"Give Girls a Chance"
What You Need To Know:
GRACIE is a well-acted, ultimately heartwarming story, but the scenes of a rebellious 16-year-old girl going out to a bar with her girlfriend and seeing older boys are uncomfortable. Though her father intervenes in the nick of time, until that point, these scenes may seem adventurous to some teenagers. A stronger moral focus would have helped.
(B, P, C, Pa, PC, Fe, Ho, LL, V, S, N, A, D, MM) Light pro-family worldview with a lightly positive view of American life and a brief reference to Christianity at a funeral, plus some mixed pagan elements, light politically correct, feminist view about giving girls a chance to play sports that supports the federal government getting involved, and heroine’s girlfriend complains that she doesn’t want to be tagged a “lesbian” because her friend plays soccer; 13 obscenities and two light profanities; boys deliberately hit and trip girl when she tries to play soccer with them; teenage kissing and teenage girl lies about her age and ends up in the backseat of a car with a college-age boy, but her father intervenes; upper male nudity; underage alcohol use when the drinking age was 18; smoking; and, teenage rebellion is not rebuked enough, teenage girl sneaks out of the house and lies about her age to get into a bar when the age limit was 18, and family tension.
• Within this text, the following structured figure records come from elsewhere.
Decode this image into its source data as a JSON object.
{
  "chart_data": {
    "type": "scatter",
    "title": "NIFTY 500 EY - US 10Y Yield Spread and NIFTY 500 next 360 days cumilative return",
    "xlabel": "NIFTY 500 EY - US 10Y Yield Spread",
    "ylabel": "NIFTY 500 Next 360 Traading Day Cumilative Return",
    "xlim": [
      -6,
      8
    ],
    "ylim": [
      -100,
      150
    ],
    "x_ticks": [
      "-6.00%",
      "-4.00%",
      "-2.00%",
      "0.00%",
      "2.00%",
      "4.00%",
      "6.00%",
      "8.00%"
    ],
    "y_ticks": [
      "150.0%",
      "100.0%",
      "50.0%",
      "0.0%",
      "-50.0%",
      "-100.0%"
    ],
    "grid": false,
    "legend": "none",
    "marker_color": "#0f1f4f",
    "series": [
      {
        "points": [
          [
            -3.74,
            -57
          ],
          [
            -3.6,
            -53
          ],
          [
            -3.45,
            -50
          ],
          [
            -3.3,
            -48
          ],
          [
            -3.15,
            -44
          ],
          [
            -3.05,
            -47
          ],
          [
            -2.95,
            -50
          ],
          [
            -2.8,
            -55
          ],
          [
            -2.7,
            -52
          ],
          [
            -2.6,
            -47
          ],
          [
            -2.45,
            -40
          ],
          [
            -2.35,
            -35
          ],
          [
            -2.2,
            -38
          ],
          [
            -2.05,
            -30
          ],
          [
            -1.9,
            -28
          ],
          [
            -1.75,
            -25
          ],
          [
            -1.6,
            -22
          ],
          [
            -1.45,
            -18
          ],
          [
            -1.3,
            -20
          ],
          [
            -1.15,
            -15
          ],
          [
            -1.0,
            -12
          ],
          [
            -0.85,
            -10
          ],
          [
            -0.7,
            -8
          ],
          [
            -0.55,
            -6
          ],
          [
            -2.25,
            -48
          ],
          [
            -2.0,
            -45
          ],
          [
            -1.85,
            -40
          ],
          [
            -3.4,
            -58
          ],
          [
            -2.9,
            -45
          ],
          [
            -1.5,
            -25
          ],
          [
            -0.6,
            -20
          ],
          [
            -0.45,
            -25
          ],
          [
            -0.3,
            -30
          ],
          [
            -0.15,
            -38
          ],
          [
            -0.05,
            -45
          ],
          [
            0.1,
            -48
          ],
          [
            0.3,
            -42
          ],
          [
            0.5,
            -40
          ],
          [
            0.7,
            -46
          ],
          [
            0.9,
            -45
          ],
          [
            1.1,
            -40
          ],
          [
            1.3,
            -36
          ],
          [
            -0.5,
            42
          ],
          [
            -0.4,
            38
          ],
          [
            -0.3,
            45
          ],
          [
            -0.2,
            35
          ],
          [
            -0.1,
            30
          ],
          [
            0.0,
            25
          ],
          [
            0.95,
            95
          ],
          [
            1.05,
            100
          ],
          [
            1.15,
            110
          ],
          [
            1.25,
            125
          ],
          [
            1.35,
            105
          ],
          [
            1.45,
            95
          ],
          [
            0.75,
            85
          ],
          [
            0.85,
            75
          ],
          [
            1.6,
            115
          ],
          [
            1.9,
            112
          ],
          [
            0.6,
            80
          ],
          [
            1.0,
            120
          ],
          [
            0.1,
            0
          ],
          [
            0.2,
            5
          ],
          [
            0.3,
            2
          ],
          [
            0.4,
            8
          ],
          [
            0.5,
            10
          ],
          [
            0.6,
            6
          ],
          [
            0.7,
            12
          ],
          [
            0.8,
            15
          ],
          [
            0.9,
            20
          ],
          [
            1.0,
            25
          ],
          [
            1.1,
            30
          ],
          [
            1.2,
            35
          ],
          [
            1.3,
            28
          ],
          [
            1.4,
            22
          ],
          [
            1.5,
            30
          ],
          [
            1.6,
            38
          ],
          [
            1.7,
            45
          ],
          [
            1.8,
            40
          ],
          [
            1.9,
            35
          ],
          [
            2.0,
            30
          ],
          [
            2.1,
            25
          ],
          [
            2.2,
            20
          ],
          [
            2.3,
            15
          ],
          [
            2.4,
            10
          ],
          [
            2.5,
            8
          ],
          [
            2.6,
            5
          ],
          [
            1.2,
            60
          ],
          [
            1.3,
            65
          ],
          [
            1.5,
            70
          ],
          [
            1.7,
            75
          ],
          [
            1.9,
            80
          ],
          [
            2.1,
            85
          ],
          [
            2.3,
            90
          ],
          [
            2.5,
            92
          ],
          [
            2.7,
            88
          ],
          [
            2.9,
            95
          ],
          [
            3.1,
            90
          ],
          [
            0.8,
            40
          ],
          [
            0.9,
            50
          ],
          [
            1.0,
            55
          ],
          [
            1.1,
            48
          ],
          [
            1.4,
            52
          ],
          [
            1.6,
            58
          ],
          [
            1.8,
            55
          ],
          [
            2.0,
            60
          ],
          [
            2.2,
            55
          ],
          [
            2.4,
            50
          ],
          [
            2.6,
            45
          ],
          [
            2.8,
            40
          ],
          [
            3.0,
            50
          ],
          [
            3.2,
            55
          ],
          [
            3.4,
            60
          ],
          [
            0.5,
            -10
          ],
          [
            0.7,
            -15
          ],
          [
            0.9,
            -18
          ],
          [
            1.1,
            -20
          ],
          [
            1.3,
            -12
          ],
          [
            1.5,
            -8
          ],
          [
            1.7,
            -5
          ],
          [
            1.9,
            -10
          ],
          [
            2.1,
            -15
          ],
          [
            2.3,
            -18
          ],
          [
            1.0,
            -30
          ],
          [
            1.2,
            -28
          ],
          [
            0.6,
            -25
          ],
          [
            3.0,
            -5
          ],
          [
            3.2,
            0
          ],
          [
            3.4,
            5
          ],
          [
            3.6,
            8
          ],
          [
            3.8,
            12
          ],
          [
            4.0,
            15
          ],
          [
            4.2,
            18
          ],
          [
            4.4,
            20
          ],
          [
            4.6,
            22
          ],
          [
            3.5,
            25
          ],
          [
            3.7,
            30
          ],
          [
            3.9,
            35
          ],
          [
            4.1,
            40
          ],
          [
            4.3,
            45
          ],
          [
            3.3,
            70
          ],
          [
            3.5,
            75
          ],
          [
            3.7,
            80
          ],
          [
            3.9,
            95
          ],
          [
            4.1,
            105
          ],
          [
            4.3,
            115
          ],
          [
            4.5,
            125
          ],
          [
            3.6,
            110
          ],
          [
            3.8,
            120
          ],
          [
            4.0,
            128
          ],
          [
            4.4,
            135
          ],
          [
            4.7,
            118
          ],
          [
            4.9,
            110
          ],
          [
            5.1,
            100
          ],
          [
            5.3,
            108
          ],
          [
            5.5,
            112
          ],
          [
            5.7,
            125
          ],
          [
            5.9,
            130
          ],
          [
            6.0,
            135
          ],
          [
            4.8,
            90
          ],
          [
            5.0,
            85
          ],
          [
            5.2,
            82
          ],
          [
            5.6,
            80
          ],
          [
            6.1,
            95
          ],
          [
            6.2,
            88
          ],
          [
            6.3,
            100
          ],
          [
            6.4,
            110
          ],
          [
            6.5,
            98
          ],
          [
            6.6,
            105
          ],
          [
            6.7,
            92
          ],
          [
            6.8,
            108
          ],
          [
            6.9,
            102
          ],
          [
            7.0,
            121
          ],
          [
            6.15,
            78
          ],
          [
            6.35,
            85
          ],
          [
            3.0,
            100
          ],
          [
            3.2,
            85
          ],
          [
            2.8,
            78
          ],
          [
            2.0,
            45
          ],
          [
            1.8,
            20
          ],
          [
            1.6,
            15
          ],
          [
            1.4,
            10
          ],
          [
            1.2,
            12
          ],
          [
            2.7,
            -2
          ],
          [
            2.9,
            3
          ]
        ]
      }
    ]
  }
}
GRACIE is a sports drama about a teenage girl who has trouble when she wants to try out for the high school boys’ soccer team.
Set in the late 1970s, the movie opens with her older brother, Johnny, failing to beat the school rival during penalty kicks. Later that night, Johnny dies in a traffic accident while out with his friends.
The family, of course, is devastated by Johnny’s death. Gracie tries to make them feel better by announcing that she plans to honor her brother’s memory by trying out for the boys team and winning the championship next year. Gracie’s announcement only makes her father more upset. Gracie is hurt and tries to find solace by hanging out with the wrong crowd and sneaking into bars.
Happily, her father catches his only daughter before she makes a fatal mistake. He agrees to train Gracie and help her get into the tryouts for the boys soccer team. Other obstacles stand in Gracie’s way.
Actress Elisabeth Shue and her brother, Andrew, star as the mother and a coach in GRACIE, which is directed by her husband, who also directed AN INCONVENIENT TRUTH. The Shues come from a soccer-playing family and wanted to do something in memory of their older brother, Will, who died in an accident in 1988.
GRACIE is a well-acted, ultimately heartwarming story, but the scenes of a rebellious 16-year-old girl going out to a restaurant and bar with her girlfriend and seeing older boys are uncomfortable. Though her father intervenes just in the nick of time, until that point, these scenes may seem adventurous to some teenagers. A stronger moral focus would have helped. The discipline and involvement that the father finally provides in the story hits a snag later in the story when school officials at first deny Gracie’s request to try out for the boys’ team. Parents need more help with restraining their teenagers’ passions than this movie provides.
Some viewers may also be bothered that the movie pays tribute to Title IX, the ill-conceived federal law that has given girls the chance to play more school sports but that has also deprived some boys from being able to participate in some sports.